Stephen F. Austin State University has already approved a designer for its $46.4 million Science, Technology, Engineering and Mathematics building made possible by approval of TRBs. A construction manager also has been chosen.
Elsewhere across the state, boards of regents are meeting and approving different stages of projects, from architectural and engineering to brick and mortar construction. And more are on the way.
In San Angelo, the design budget for stage one of Angelo State University’s new $26 million College of Health and Human Services building was recently approved by the Texas Tech Board of Regents. The project includes about 56,000 square feet of teaching labs, classrooms, a 100-seat seminar room, student study rooms and high-tech research labs. Angelo State officials hope to have the facility completed by 2016.
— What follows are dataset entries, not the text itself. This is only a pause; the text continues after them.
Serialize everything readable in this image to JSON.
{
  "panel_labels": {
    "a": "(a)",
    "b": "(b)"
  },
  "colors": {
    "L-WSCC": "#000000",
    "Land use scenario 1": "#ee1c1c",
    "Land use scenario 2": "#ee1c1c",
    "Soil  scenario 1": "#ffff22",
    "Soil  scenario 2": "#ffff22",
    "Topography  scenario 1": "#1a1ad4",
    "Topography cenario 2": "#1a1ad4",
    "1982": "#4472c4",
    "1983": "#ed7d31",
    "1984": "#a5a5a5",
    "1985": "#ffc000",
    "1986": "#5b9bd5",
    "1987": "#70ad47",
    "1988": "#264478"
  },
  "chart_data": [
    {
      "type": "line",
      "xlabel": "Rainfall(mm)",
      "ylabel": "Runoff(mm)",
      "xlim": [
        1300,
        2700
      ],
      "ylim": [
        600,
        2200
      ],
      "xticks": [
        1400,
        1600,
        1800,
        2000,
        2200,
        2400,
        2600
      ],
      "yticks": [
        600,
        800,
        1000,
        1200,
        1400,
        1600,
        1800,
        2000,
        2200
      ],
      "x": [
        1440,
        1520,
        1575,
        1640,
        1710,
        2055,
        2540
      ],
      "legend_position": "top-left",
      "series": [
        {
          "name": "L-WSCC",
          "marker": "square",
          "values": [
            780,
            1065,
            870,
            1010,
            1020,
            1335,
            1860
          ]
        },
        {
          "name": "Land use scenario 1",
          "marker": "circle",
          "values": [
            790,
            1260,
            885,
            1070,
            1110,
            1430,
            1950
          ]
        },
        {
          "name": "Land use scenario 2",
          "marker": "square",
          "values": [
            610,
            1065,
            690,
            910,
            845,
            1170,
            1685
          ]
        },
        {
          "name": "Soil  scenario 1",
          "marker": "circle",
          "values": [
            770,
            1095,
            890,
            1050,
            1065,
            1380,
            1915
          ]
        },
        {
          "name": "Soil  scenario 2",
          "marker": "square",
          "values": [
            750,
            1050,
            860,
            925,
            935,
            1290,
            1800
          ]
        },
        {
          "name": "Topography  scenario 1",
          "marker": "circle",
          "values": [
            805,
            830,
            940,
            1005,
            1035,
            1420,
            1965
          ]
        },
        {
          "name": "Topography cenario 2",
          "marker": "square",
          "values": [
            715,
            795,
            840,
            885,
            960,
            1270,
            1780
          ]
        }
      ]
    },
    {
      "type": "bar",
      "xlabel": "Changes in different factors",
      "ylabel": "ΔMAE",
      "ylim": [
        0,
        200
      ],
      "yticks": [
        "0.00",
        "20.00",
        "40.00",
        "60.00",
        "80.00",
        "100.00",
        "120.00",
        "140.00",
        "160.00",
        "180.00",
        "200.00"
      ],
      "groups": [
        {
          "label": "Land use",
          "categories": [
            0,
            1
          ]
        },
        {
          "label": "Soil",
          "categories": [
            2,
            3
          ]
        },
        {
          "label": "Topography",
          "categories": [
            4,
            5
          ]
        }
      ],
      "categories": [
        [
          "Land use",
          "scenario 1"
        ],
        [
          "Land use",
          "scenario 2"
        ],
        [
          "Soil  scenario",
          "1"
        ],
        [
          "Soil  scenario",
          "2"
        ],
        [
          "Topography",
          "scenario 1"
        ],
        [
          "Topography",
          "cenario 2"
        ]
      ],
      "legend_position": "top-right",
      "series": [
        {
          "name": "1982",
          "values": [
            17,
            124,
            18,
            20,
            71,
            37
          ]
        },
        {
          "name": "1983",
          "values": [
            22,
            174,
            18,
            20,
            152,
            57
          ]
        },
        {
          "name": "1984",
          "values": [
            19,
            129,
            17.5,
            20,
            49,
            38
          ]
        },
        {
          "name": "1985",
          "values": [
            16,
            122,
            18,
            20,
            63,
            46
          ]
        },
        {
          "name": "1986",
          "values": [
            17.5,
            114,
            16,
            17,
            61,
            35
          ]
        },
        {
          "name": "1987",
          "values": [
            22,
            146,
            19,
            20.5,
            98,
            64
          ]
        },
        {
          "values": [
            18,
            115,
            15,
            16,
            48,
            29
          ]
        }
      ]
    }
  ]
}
Midwestern State University (MSU) President Jesse Rogers said the $58.4 million in TRBs appropriated by the legislature is the largest designation of capital funds in the university’s history. And, not all of the projects on higher education campuses are for new construction. MSU will use the funding for academic expansion and revitalization projects. “For a number of years, Midwestern State has been a leader in providing health-related disciplines, and we are delighted to now have the resources to improve our facilities,” said Rogers when the funds were announced.
The Lubbock campus is currently in the $2.4 million design phase, in which officials will evaluate potential vendors. On the Odessa campus, a design budget of $552,000 was approved for an academic facility and will be used for programming, planning, and schematic design for the new facility. Regents also approved a design budget of nearly $280,000 for the Amarillo campus of the Health Center campus.
For the main Texas Tech campus in Lubbock, the board of regents recently approved a $2.21 million first-stage design budget that will lead to the eventual construction of a new $77 million experimental sciences building. TRBs will fund $70 million of that amount.
So, while some institutions of higher education are already in various early stages for their upcoming TRB projects, others will be seeking action from their respective boards of regents to begin the early stages of their projects as well.
Some of the institutions that could soon begin the process of preparing to build facilities include: Texas A&M-Commerce, which will use $48 million in TRBs to build a nursing and health sciences building; Tarleton State University, where a $54 million applied sciences building will be constructed; The University of Texas-Rio Grande Valley, whose $36.4 million in bonds will be used for construction of a multipurpose academic building on its Brownsville campus; The University of Houston, $54 million for construction of a new academic building in Sugar Land; Lamar University, where $60 million in TRBs will build a new science building; and Sam Houston State University, where a new $48 million biology lab facility will be built.
These are just some of the current and upcoming higher education construction projects that have begun or will soon get started as part of the TRB program. There will be many contracting opportunities for private sector vendors as these projects come online.